É exatamente nesses formatos inusitados e na intersecção de negócios proporcionados pela digitalização da economia, cujo resultado é a formação de atividades híbridas ou complexas, que entra em cena o ISS, o qual surgiria como uma espécie de tributos residual ao ICMS, propiciando o incremento da base arrecadatória dos municípios. Isso, é claro, desde que observadas as disposições constitucionais e legais aplicáveis (e.g., inclusão na lista de serviços e/ou a possibilidade de interpretação horizontal, não invada a competência de outros entes de federação etc.).

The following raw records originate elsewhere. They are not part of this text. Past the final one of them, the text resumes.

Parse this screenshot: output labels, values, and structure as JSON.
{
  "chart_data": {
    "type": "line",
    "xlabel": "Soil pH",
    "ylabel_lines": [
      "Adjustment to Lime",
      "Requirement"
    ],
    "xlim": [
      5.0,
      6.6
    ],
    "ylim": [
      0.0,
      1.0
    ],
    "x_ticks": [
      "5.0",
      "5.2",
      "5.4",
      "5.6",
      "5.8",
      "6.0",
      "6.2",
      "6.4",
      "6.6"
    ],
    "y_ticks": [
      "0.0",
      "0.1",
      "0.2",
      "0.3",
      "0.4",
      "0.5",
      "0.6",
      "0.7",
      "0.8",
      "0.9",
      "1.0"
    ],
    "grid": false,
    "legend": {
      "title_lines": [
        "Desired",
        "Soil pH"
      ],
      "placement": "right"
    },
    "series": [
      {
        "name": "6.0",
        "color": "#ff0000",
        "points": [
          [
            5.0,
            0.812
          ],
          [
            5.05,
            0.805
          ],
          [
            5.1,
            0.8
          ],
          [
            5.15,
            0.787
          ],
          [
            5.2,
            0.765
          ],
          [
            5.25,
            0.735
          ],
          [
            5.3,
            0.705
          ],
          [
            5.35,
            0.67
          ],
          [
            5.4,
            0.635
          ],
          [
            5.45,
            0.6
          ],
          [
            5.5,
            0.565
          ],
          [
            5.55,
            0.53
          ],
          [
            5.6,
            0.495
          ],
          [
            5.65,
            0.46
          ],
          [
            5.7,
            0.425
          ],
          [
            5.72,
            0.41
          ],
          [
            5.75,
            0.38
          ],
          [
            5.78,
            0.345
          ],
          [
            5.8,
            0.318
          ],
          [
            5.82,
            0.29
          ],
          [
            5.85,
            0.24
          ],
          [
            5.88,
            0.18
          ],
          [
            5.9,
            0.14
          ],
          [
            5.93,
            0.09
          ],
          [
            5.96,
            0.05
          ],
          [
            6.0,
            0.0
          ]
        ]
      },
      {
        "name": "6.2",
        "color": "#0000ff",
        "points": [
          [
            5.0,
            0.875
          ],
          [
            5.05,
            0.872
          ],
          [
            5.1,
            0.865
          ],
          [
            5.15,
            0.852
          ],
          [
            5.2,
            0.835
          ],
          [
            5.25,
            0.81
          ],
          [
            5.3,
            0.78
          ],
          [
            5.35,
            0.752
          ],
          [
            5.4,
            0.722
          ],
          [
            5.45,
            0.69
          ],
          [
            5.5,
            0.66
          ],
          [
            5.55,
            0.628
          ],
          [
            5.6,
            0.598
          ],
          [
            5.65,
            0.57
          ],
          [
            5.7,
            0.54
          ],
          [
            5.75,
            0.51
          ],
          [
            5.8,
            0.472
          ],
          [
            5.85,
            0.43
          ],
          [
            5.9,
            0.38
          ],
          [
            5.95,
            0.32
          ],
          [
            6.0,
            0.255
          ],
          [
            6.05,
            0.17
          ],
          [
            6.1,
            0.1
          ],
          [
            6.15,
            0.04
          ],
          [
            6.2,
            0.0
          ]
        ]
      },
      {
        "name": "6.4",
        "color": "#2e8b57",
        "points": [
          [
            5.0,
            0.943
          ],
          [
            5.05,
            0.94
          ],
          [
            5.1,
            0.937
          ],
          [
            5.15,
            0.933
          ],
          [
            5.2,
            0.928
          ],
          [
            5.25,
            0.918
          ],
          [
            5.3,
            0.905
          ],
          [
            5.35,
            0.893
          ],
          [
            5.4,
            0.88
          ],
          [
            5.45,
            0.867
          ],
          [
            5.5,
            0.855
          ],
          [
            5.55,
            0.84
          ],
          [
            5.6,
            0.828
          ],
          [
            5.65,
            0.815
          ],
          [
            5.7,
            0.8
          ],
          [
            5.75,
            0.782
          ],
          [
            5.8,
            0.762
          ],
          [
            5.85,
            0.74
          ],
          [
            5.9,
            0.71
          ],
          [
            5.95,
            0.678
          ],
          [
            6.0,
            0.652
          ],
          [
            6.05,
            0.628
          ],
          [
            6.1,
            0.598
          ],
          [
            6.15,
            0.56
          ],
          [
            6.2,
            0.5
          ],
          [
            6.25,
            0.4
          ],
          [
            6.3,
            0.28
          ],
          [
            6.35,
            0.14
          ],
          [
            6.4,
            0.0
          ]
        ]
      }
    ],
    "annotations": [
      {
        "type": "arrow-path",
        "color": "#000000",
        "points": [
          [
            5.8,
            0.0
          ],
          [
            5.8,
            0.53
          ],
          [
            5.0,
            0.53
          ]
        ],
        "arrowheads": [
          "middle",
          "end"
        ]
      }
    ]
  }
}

Em suma, a digitalização da economia alterou o modelo econômico e a forma com que os negócios são realizados. Se mantida a tendência do STF de alargamento do conceito de serviços, tal como verificado nos últimos julgamentos sobre a matéria, talvez o ISS seja a “bala de prata” utilizada pelo legislador para tributar as atividades decorrentes deste novo modelo econômico. Em tempos de digitalização da economia, o ISS tem tudo para ser “a bola da vez”.
*Fonte: conjur.com.br
Diogo de Andrade Figueiredo é doutor em Direito Econômico, Financeiro e Tributário pela Universidade de São Paulo e mestre em Direito Tributário Internacional pela University of Florida.
Sarah Rodrigues da Cunha Oliveira é advogada .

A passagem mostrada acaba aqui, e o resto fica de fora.